John P. Harrington, Ph.D., has worked to develop new graduate and undergraduate degree programs at Rensselaer.
Photo courtesy of Rensselaer/Kris Qua

John P. Harrington, Ph.D., has been named dean of the faculty of arts and sciences at Fordham.

The appointment of Harrington, currently dean of the School of Humanities, Arts, and Social Sciences and professor of humanities at Rensselaer Polytechnic Institute in Troy, N.Y., was announced by Stephen Freedman, Ph.D., senior vice president/chief academic officer at Fordham.

“Scholarship, academic leadership and research experience are the three key qualities we were looking for in a new dean of faculty of arts and sciences,” Freedman said. “Dr. Harrington is abundantly qualified in those areas, and is a excellent choice to help nurture faculty as Fordham comes into its own as a top-tier university.”

Harrington, whose appointment is effective July 1, began his academic career in 1985 as assistant professor of English and director of composition at St. Peter’s College in Jersey City. He was professor of humanities at the Cooper Union, where he served as the founding director of the Center for Writing and Speaking, founder and director of the Humanities Gallery, director of the Cooper Union Library, chair of Academic Council, and dean of the faculty of humanities and social sciences from 1992 to 2002.

Harrington is the author of The Life of the Neighborhood Playhouse on Grand Street (Syracuse University Press, 2008), which was nominated for the American Theatre Book of the Year by the Theatre Historical Society of America.

He has edited several volumes on Irish theatre, and co-edited The Future of Irish Studies: Report from the Irish Forum Florence 2005 (Prague: Center for Irish Studies, Charles University, 2006) andPolitics and Performance in Contemporary Northern Ireland (University of Massachusetts Press, 1999). He has also published numerous scholarly essays and reviews and has given many presentations and invited lectures.

“The chance to join Fordham is a fantastic opportunity for me,” Harrington said. “My New York history and also my family history have always made me very aware of Fordham’s great faculty and academic strengths. I think Fordham is extraordinarily well-poised to achieve the very ambitious goals so well articulated in the ‘Toward 2016’ strategic plan. It is a privilege to be invited to join the effort to complete that plan.”

Since 2002, Harrington has worked to develop new graduate and undergraduate degree programs with the deans and faculty at Rensselaer, where the number of humanities and social science degrees granted tripled between 2000 and 2008. Rensselaer increased admitted students 20 percent per year from 2002 to 2006, and increased and diversified the undergraduate population and portfolio of majors during his tenure there.

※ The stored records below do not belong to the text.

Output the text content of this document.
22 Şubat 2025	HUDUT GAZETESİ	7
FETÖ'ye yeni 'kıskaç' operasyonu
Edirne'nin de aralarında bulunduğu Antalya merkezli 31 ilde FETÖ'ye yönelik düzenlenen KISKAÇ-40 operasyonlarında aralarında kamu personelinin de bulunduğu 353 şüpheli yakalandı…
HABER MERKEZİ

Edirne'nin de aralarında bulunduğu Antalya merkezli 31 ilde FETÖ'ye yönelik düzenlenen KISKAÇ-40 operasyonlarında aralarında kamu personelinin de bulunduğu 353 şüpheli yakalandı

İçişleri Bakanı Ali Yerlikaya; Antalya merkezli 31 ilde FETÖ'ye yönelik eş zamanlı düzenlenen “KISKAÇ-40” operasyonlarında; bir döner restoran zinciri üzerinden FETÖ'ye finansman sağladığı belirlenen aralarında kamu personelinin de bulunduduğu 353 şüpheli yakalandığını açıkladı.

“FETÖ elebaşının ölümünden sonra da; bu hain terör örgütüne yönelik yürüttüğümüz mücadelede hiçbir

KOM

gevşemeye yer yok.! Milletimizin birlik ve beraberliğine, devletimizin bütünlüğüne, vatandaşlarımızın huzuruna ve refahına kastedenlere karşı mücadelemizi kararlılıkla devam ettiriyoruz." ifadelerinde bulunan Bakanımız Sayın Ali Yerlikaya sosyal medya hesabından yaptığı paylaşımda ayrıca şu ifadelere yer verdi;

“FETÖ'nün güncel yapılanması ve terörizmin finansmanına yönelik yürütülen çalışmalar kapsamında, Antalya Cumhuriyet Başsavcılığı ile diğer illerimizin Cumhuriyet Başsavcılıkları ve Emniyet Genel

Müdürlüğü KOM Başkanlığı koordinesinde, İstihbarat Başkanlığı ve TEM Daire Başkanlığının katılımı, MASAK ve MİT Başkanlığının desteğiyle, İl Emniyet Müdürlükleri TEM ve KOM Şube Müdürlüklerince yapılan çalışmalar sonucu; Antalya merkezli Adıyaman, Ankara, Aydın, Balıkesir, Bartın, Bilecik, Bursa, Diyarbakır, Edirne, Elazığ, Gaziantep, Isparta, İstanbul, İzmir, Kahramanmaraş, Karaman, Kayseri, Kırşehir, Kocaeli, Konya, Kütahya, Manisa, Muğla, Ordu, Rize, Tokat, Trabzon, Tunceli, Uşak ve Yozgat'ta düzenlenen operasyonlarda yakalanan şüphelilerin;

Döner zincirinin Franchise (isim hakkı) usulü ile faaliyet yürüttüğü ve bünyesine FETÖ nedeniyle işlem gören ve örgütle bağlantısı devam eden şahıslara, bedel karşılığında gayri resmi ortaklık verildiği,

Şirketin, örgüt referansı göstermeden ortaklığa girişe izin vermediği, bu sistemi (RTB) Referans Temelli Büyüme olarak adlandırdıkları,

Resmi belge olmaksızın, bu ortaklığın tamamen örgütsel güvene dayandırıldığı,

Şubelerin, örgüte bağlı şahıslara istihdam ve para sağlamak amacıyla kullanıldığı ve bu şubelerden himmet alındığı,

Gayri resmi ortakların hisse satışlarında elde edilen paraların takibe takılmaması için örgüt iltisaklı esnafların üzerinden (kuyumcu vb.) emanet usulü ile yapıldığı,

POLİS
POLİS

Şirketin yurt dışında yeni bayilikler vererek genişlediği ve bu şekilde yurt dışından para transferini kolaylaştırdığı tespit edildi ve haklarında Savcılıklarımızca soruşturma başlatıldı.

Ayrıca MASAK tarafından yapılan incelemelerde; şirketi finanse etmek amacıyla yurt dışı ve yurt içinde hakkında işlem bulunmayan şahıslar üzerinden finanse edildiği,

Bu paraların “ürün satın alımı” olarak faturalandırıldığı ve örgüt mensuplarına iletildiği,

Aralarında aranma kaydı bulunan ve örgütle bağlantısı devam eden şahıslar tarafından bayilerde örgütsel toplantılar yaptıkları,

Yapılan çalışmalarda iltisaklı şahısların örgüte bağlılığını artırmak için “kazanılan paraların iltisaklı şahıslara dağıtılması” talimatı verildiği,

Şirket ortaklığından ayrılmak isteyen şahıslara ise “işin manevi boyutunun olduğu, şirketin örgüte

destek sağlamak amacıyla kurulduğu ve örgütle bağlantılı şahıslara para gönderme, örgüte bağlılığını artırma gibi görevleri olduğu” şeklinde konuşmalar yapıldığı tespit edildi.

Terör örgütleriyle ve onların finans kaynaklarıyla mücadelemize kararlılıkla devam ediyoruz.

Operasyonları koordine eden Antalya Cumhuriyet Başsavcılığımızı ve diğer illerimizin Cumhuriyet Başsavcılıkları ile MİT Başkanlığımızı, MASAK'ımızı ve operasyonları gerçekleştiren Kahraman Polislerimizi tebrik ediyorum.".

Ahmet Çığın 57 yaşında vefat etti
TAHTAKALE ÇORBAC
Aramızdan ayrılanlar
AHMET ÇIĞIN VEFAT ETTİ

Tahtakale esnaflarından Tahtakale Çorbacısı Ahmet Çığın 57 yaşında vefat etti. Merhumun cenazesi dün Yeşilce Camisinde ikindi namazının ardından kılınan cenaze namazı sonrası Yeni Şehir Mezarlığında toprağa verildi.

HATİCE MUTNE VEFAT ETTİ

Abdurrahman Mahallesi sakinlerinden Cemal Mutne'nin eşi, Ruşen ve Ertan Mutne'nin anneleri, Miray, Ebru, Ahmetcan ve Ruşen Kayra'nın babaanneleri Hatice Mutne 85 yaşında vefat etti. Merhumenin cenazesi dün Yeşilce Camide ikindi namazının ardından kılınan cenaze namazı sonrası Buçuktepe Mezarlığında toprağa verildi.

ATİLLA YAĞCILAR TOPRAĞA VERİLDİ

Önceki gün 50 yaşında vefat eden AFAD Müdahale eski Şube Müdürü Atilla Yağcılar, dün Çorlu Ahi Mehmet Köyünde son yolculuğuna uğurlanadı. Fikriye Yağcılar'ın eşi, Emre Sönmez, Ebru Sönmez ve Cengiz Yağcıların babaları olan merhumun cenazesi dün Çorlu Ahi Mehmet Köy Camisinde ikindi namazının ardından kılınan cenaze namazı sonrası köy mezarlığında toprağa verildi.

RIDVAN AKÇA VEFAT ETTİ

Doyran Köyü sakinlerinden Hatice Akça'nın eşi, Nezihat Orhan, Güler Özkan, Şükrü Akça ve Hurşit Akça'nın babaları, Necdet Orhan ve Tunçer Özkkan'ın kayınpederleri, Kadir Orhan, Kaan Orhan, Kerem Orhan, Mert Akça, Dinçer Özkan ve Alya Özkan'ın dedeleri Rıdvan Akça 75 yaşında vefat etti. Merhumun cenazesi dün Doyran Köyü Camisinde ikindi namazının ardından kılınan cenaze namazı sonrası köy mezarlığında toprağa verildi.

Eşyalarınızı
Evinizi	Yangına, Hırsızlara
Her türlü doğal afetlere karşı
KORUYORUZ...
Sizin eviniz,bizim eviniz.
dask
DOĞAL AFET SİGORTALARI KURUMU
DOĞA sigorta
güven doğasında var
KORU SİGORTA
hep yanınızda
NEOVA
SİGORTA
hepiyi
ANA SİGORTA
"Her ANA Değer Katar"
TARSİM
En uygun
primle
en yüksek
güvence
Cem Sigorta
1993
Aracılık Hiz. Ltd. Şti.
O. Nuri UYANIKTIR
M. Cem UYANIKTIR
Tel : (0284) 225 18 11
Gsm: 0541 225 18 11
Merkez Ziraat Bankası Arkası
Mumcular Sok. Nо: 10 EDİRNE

“It is no secret that change is coming to academia, and with that change comes the opportunity for growth and renewal,” said Joseph M. McShane, S.J., president of Fordham. “Therefore it is fitting that we appoint as dean of the arts and sciences faculty someone who is adept at managing change, and whose scholarly and leadership experience give him the skills to help guide our faculty and our University into a position of preeminence.”